In this study we showed that the reduced expression of LILRB1 and LILRB2 alone discriminated a small pilot cohort of Long COVID PBMC samples from COVID recovered controls without overlap. This and the biological roles of these two genes being potentially related to the underlying pathology emphasize their potential as blood-based biomarkers of Long COVID. Given the small sample size of this pilot study this requires validation in larger cohorts, across different disease durations and in different disease groups.
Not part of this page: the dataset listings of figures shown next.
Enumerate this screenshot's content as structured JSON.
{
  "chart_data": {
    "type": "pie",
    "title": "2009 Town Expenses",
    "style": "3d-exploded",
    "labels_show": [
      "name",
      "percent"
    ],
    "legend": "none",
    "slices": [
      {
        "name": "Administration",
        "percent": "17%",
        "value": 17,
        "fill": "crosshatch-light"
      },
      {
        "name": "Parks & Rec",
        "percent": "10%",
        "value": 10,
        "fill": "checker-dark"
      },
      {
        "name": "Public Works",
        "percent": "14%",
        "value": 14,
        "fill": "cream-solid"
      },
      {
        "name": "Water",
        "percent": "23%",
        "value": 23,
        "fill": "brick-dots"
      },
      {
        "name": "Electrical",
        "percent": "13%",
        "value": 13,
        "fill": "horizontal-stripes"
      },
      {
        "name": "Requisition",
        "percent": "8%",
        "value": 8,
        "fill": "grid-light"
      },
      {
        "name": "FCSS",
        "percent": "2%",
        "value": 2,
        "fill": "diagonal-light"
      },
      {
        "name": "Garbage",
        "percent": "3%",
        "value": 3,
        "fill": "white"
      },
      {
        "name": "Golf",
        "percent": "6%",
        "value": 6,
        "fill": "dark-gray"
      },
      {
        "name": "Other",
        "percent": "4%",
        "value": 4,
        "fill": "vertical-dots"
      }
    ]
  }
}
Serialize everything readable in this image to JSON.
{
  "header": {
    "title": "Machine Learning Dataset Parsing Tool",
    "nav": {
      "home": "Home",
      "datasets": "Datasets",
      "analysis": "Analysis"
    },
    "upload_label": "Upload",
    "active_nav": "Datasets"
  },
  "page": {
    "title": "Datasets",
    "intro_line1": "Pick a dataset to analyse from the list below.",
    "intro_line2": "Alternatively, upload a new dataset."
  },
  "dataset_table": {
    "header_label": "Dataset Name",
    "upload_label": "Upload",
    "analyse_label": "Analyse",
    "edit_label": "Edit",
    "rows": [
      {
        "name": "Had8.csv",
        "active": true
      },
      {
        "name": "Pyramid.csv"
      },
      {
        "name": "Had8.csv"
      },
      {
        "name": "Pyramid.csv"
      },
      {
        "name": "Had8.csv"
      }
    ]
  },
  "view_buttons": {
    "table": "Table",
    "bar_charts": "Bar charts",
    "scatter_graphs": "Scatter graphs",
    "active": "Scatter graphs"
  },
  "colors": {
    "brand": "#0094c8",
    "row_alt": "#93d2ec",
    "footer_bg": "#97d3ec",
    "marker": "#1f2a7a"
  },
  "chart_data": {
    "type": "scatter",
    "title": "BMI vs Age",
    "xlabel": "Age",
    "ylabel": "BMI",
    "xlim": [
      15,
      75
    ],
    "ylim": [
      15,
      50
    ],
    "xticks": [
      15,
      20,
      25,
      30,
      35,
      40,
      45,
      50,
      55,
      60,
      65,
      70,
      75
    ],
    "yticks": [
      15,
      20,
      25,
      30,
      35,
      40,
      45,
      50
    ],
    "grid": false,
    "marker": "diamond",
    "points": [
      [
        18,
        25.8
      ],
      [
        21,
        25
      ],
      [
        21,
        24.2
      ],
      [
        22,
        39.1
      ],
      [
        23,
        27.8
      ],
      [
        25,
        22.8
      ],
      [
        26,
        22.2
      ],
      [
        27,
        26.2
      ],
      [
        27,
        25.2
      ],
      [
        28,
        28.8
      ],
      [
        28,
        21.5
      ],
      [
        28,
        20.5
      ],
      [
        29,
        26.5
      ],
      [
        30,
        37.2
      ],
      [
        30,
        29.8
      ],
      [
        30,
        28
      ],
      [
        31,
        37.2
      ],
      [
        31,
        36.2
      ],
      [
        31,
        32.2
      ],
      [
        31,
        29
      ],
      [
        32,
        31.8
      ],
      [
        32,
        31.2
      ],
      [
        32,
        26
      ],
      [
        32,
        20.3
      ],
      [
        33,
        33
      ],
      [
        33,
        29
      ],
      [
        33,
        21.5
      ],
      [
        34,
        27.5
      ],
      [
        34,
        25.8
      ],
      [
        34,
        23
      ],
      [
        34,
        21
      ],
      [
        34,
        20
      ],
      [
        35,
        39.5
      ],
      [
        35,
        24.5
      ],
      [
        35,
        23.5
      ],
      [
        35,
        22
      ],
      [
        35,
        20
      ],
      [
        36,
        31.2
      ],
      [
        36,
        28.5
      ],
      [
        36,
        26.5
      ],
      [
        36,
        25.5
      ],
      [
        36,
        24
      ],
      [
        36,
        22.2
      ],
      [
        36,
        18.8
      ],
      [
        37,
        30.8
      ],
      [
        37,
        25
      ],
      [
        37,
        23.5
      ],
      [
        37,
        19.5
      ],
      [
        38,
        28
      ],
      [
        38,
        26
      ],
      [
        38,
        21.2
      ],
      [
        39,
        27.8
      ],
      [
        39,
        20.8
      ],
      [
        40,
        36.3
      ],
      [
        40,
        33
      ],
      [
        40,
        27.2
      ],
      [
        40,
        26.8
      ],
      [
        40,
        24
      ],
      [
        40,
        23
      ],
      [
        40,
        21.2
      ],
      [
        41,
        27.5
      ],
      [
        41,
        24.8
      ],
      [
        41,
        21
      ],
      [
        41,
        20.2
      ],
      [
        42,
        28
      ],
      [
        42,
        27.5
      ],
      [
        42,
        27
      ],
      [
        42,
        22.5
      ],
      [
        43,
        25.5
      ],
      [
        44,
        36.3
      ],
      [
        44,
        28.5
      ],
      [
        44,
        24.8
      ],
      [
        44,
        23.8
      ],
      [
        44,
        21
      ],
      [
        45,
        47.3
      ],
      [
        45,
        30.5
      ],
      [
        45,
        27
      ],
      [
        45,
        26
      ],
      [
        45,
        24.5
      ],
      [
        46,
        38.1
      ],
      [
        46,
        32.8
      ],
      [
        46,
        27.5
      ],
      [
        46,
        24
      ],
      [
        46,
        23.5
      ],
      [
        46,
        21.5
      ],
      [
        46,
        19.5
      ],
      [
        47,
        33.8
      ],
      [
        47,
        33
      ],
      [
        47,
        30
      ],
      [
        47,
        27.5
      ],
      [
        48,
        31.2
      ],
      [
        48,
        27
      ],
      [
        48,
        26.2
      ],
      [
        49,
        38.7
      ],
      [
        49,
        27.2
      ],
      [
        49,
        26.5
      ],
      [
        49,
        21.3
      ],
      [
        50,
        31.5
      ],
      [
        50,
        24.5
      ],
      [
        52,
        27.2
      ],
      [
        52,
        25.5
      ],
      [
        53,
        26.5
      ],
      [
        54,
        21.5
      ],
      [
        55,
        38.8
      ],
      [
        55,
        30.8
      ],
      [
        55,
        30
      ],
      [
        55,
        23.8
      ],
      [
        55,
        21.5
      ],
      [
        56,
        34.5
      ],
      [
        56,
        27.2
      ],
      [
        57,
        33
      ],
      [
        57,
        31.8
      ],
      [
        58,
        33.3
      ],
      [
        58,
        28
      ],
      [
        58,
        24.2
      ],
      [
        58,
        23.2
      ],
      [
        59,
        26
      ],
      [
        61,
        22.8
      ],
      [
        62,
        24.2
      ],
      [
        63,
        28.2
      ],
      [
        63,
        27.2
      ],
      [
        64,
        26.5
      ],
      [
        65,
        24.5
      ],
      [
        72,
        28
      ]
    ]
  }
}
Data availability statement

The data presented in the study are deposited in the Sequence Read Archive NCBI repository, accession number PRJNA1184005.

Ethics statement

The studies involving humans were approved by La Trobe University Human Ethics HEC21207 and HEC21907. The studies were conducted in accordance with the local legislation and institutional requirements. The participants provided their written informed consent to participate in this study.

Author contributions

DM: Writing – original draft, Writing – review & editing. EE: Data curation, Formal analysis, Investigation, Methodology, Writing – review & editing. MM: Data curation, Formal analysis, Methodology, Writing – review & editing. CA: Data curation, Formal analysis, Writing – review & editing. OS: Methodology, Writing – review & editing. PF: Conceptualization, Writing – review & editing. SG: Resources, Writing – review & editing. SA: Conceptualization, Formal analysis, Funding acquisition, Investigation, Project administration, Resources, Supervision, Visualization, Writing – original draft, Writing – review & editing.

Funding

The author(s) declare financial support was received for the research, authorship, and/or publication of this article. This work was supported by La Trobe University ABC internal investment scheme (awarded to SA), Tracey Banivanua Mar Research Fellowship (awarded to SA), the Medical Research Future Fund (MRFF, awarded to SG grant number MRF2005654), an NHMRC SRF (awarded to SG grant number #11592720).

Acknowledgments

We would like to thank all participants who kindly donated biosamples to this study.

Conflict of interest

The authors declare that the research was conducted in the absence of any commercial or financial relationships that could be construed as a potential conflict of interest.

The author(s) declared that they were an editorial board member of Frontiers, at the time of submission. This had no impact on the peer review process and the final decision.